I guess I have a natural suspicion of rebranding, I think it's just a way of spending money on something that never works. I'm suspicious of people who rebrand and reposition themselves as well - my cousin, one time when I went back to Scotland, he was completely different. When we had known him, he was, in the best sense of the word, a character, by which I don't mean he's been made up for the purposes of narrative construct, because he was real, but let's just say he taught us all how wearing a Scotland soccer tracksuit can be used to pick up, and how not to run into the young Conservatives conference drunk and yell "Up the Unions!", among other stories. When I went back, he had a steady girlfriend called Kathryn (a hairdresser who hated the song "Stayin Alive" by N-Trance, which was quite bad for her that we all knew it, because my cousin just played it louder), was committed to his career, and was trying to get fit by playing five a side soccer on a Friday night. His Mum was really proud of him, telling us how much he had changed and how well he was doing. I felt good for him, especially when I found out he was saving for a boat, although as with most of the holiday 95, I was disappointed that everyone had changed so much in the intervening three years (including me I guess). I went round to his house on Champions League night to watch a game on television, and he was chatting about amicable things - work, pension plans, my job at Coles (got to get to that soon). One of this friends came round, and they talked about much the same things, work, pension plans, the merits of Roy Evans playing Fowler on his own up front.
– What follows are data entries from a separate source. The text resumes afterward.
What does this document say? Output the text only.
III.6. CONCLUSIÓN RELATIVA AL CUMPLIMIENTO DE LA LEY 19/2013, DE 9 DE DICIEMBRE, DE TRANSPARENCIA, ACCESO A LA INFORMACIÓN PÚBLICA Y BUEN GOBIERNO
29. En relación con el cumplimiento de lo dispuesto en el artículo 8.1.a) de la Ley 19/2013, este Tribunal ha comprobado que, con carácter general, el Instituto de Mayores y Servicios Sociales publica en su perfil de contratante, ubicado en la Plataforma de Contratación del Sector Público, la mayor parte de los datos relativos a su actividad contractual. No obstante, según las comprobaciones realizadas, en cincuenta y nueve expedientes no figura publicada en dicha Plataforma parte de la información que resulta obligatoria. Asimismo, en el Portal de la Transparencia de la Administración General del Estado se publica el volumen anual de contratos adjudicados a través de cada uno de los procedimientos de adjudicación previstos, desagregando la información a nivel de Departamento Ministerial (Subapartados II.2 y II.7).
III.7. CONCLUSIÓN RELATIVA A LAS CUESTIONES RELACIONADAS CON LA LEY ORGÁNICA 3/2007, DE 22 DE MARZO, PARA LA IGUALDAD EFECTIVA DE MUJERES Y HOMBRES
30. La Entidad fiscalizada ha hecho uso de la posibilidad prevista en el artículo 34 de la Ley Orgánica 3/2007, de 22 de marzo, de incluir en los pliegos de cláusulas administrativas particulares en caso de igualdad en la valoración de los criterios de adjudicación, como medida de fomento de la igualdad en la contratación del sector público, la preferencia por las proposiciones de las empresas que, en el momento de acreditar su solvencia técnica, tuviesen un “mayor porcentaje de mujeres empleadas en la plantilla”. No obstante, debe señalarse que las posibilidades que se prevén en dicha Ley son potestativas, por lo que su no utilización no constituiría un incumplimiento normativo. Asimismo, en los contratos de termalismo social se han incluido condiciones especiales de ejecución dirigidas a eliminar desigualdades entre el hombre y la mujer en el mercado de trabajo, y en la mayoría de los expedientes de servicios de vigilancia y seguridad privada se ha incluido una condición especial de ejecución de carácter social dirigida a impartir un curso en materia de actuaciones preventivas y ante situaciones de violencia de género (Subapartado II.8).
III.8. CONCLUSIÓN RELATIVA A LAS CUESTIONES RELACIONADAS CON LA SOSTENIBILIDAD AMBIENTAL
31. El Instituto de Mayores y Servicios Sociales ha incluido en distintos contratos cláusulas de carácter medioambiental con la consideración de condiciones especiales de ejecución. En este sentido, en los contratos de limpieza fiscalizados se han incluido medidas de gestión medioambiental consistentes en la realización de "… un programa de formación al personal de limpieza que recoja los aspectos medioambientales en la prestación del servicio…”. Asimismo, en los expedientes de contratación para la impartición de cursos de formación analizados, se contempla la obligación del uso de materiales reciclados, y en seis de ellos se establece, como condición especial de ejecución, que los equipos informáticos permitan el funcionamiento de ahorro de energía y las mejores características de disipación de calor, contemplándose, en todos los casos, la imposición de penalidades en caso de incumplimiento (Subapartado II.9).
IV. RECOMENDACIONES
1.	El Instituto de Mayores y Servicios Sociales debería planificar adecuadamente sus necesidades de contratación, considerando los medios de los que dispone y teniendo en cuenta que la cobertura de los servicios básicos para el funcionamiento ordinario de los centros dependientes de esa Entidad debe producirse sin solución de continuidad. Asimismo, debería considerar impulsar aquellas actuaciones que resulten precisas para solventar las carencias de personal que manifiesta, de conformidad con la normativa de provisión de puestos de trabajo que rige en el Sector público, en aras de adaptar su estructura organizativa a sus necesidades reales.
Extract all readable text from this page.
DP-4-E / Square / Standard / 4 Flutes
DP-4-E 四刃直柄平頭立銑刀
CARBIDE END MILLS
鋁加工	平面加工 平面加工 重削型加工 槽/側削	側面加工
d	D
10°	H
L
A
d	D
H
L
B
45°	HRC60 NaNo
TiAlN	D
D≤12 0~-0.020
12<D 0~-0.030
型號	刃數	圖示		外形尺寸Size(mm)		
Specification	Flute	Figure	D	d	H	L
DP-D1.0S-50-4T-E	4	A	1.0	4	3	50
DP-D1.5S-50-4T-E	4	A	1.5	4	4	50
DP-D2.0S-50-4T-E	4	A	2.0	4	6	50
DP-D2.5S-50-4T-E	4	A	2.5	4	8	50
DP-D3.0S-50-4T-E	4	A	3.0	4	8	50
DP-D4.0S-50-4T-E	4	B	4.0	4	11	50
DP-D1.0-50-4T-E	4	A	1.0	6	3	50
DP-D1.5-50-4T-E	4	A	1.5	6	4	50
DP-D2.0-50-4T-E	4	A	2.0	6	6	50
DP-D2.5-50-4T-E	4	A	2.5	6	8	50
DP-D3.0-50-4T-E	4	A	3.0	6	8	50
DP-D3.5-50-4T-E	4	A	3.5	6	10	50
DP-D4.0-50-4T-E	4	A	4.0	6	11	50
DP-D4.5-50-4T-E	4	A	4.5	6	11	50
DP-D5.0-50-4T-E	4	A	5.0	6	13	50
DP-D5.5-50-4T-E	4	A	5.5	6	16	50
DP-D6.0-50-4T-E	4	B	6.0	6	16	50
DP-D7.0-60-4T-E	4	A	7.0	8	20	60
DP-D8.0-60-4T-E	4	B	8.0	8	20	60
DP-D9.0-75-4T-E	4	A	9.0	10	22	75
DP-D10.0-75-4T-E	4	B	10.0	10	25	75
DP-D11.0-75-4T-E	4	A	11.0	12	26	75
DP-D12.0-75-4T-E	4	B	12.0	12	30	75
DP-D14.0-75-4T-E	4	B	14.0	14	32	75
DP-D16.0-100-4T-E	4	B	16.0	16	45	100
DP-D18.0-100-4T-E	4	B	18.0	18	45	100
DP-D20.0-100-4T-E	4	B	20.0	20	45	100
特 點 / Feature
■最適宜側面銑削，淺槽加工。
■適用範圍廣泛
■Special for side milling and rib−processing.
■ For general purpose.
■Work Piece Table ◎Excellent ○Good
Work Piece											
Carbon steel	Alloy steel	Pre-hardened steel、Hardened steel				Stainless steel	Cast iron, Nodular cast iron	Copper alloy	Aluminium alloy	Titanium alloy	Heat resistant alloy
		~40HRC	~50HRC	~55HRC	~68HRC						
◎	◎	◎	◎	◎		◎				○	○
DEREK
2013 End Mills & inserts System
As I hung out in the kitchen pondering my own life and wondering if I should grow up and abandon childish plans for my own late night talk show, his friend casually mentioned that Kathryn wasn't around. "Nah," said my cousin, leaning back in his recliner, "she's no happy wi me - she caught me shaggin the neighbour..." - and with that, a whole year of rebranding collapsed to the ground, and I had my old cousin back. Later, he went looking for hookers outside the train station, and all was right with the world...

Incidentally, despite the paint job, the air of despair, alienation and hopelessness continued to permeate...in Brashs. Man, those people, they hated selling CDs...

3 comments:

JahTeh said...

Well I'd prefer to go to a place called 'Dismal Swamp'. It has a sort of 'down south in the everglades where the zombies roam' ring to it. They should have made it into a theme park, import a few crocodiles from the N.T., have some local yokels dress up as ghouls (not that you could tell the difference, being Tassie)and have a virtual Thylacine hunt.
I'd come across the water for that.

Baino said...

I heard about that on the news but didn't know it was in Tassie. Can you imagine taking a bunch of pre pubescent boys camping to Dismal Swamp . .priceless! Don't tell me you still have Brash's in the Apple Isle! I thought JB hi fi and Sanity ruled the roost.

Miles McClagan said...

I couldn't agree more - the kids would flock to a place where duelling banjos rang free. The kids would learn a lot from a croc filled Deliverance style experience - if you survive, you learn a lot about life!

No, Brashs is out of business, but it clung on in Burnie for a long time. We have Sanity and their obsession with Shania Twain and JBHIFI with the odd smelling woman. I don't know why our Grade 9 camp wasn't at Dismal Swamp...not fair!